Although the union says it is eager to get a new contract, the Teamsters aren't going to strike Ryder or any other car carriers, Mr. Dize said.
Instead, the union is launching its first corporate campaign, aimed at persuading the 1.5 million Teamsters and the public to avoid Ryder. "We are going to cover every Ryder division," Mr. Dize vowed.
Although common to other unions, the use of consumer pressure rather than defiant picket lines and strong-arm tactics is a change for the Teamsters, who were taken over by the federal government in the 1980s because of organized crime's influence on the union.
Mr. Dize said the corporate campaign is a result of a new, reformist union president, Ron Carey, who took over Feb. 1.
To gain publicity for their boycott, the Teamsters rented a truck from the store at 201 North Point Blvd., then invited the news media to watch them return it -- unused.

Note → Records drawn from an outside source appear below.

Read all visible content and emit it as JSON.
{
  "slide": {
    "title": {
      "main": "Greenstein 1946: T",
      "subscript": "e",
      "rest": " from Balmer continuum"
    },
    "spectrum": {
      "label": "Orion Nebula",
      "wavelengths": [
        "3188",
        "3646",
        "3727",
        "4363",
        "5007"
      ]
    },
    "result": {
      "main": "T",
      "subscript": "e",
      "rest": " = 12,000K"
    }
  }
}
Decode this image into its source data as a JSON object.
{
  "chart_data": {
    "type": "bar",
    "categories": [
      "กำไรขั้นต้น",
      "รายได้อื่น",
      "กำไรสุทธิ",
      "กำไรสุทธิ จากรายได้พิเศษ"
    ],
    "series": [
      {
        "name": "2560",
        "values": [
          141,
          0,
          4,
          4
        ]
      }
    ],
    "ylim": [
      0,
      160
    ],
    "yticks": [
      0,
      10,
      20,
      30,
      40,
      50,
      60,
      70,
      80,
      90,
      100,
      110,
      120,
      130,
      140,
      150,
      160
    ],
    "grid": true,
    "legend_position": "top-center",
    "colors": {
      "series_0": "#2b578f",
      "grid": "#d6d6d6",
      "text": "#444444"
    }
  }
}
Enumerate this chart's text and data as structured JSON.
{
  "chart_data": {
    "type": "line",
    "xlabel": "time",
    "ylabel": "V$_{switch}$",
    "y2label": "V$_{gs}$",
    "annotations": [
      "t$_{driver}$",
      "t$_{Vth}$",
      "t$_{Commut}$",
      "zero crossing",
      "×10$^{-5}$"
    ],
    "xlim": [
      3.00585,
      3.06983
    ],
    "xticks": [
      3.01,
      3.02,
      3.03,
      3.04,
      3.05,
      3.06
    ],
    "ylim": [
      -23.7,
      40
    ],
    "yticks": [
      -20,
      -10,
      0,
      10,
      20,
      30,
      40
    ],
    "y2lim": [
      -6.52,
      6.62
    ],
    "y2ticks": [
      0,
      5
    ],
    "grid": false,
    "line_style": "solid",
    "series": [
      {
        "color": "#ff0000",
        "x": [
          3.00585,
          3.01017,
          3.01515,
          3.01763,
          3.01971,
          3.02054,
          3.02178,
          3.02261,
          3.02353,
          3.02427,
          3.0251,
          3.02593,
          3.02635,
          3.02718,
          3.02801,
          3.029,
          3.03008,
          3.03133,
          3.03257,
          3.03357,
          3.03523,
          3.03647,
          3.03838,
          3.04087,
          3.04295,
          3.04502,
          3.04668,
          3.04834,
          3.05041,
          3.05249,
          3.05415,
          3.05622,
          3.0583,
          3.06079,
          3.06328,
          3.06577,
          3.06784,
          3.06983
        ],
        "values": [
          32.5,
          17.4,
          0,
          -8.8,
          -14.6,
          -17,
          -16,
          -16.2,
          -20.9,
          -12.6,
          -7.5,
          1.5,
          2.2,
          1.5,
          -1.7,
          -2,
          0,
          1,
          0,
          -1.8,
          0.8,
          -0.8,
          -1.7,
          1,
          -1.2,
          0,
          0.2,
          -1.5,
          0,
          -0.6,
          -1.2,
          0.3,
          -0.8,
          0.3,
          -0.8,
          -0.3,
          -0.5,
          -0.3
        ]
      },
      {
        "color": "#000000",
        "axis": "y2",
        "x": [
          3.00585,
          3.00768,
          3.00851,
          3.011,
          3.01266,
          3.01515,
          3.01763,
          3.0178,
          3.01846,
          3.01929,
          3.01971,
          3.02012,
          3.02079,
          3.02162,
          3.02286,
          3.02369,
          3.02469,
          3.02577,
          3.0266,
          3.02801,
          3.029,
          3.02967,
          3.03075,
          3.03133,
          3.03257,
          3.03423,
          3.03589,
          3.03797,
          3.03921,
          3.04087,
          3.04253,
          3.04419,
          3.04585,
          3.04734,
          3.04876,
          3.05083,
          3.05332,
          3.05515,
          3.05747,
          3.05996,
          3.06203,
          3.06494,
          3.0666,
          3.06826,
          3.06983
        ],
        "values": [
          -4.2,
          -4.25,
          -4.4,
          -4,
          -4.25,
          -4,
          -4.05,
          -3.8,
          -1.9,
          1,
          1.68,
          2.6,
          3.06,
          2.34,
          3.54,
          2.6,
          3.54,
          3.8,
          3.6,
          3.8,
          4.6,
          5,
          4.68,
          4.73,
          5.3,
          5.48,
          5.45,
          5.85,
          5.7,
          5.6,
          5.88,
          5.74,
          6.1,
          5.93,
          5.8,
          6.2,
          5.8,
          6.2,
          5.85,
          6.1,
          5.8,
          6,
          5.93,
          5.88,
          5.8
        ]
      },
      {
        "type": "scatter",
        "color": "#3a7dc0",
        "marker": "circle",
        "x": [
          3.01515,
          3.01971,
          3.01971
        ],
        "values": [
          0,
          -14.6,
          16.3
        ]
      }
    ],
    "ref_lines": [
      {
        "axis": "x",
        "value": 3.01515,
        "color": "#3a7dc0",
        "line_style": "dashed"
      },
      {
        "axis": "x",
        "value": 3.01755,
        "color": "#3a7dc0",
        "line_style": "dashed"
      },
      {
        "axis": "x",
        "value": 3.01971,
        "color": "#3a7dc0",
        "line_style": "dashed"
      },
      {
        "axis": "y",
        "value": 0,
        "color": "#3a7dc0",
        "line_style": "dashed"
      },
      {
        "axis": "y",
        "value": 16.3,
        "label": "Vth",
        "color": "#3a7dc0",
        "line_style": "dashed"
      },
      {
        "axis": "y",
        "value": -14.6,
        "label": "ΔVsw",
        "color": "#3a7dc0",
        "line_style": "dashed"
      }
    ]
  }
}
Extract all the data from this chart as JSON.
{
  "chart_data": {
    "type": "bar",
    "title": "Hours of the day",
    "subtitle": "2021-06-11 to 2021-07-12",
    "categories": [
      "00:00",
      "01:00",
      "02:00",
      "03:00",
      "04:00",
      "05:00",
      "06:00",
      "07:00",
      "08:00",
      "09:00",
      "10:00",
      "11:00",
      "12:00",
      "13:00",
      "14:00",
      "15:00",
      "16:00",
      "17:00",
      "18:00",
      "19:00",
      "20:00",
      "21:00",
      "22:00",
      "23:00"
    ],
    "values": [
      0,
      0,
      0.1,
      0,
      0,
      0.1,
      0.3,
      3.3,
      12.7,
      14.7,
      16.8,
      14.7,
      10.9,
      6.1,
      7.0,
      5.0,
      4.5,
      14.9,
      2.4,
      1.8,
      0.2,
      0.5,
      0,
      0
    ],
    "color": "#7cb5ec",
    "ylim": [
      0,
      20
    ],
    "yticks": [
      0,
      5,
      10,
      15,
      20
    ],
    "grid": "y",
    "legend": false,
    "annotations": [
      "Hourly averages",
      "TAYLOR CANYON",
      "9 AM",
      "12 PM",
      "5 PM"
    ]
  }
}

Stunned clerks called their bosses as Teamsters poured into the little office followed by reporters and television cameras.
Officials at Ryder's headquarters instructed the office workers by fax not to talk to the reporters and to wait for the arrival of a supervisor, who was equally surprised.
Norman Kaylor, district safety manager for Ryder, took the truck back but added that his division rents trucks to individuals and has nothing to do with hauling cars.
Mr. Kaylor said afterward that he felt a little ambushed by the sudden and unexpected onslaught of protesters and cameras.
But, he said, the Teamsters paid for the truck, even though they didn't use it. "They volunteered to pay for it," Mr. Kaylor said.